Her zaman sanatla iç içe bir yaşam sürmeye çalışmıştır. ‘’Die Ballade vom armen Jakob ‘’isminde bir drama sergilemiş ve sosyoloji çalışmalarının yanı sıra çeşitli şiirler yazmaya devam etmiştir.
Elias bilgiyi tarihselleştirirken bunu bilginin ‘değişiminden’ ziyade ‘gelişimini’ anlamak kaygısıyla gerçekleştirmiştir. Elias özellikle Comte, Marx ve Spencer gibi isimleri, bilginin değişimi noktasında ön plana çıkartırken, yirminci yüzyıl sosyolojisinin bu kaygıdan uzaklaştığını, sosyolojik olguları süreç-indirgeyici bir yaklaşımla durağan ve birbirinden kopuk parçalar olarak ele aldığını ifade etmiştir. Şimdiki zamana özgü, kısa-vadeli sorunlara odaklanmanın sosyoloji disiplinin gelişiminde etkili olduğunu ifade eden Elias, insan toplumlarının anlaşılmasının “uzun-vadeli toplumsal süreçlerin yapısını ve yönünü” anlamaktan geçen “test edilebilir kuramsal modeller” olduğunu savunmuştur.

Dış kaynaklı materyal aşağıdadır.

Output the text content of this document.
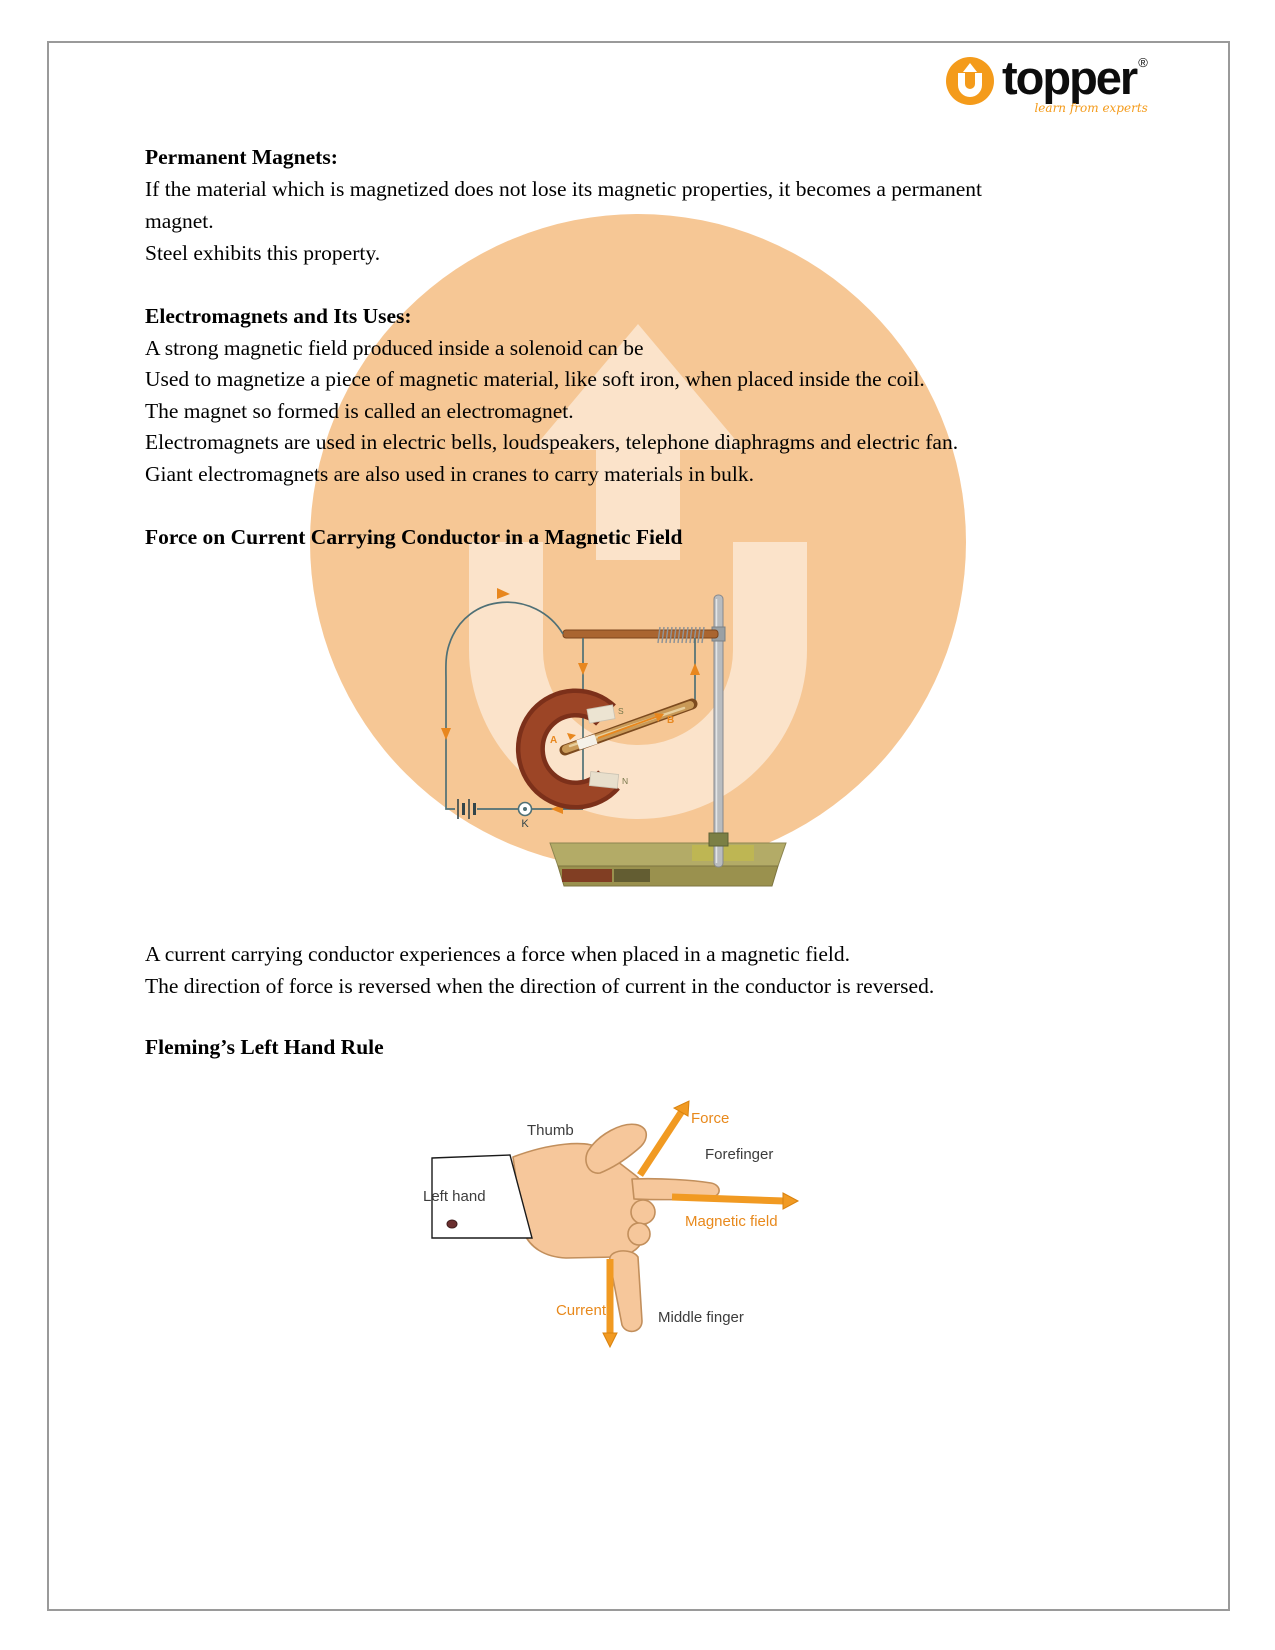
topper ®
learn from experts
Permanent Magnets:
If the material which is magnetized does not lose its magnetic properties, it becomes a permanent
magnet.
Steel exhibits this property.
Electromagnets and Its Uses:
A strong magnetic field produced inside a solenoid can be
Used to magnetize a piece of magnetic material, like soft iron, when placed inside the coil.
The magnet so formed is called an electromagnet.
Electromagnets are used in electric bells, loudspeakers, telephone diaphragms and electric fan.
Giant electromagnets are also used in cranes to carry materials in bulk.
Force on Current Carrying Conductor in a Magnetic Field
K
S
N
A
B
A current carrying conductor experiences a force when placed in a magnetic field.
The direction of force is reversed when the direction of current in the conductor is reversed.
Fleming’s Left Hand Rule
Thumb
Force
Forefinger
Magnetic field
Left hand
Current	Middle finger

Elias çalışmalarının merkezine ‘’tarihsellik ‘’ve ‘’ süreçler’’ kavramını oturtmuştur. O, toplumsal ‘gelişme’ olgusunu anlatırken ‘döner merdivenden tırmanmak’ ve ‘yüksekteki platoya çıkmak’ metaforlarını kullanmıştır. Buradan hareketle, daha yüksek bir noktaya çıkmak, alçaktaki konumdan görünmeyen bağlantıları yani tarihsel süreç içerisindeki süreklilik ve kırılmaları bir arada görmeyi sağlamakla mümkündür. Elias başka bir yerde ise‘merdiven modeli’ olarak adlandırdığı bu bakma biçimini ‘kolye (necklace) modeli’ olarak adlandırdığı klasik bilgi kuramı ile kıyaslamıştır.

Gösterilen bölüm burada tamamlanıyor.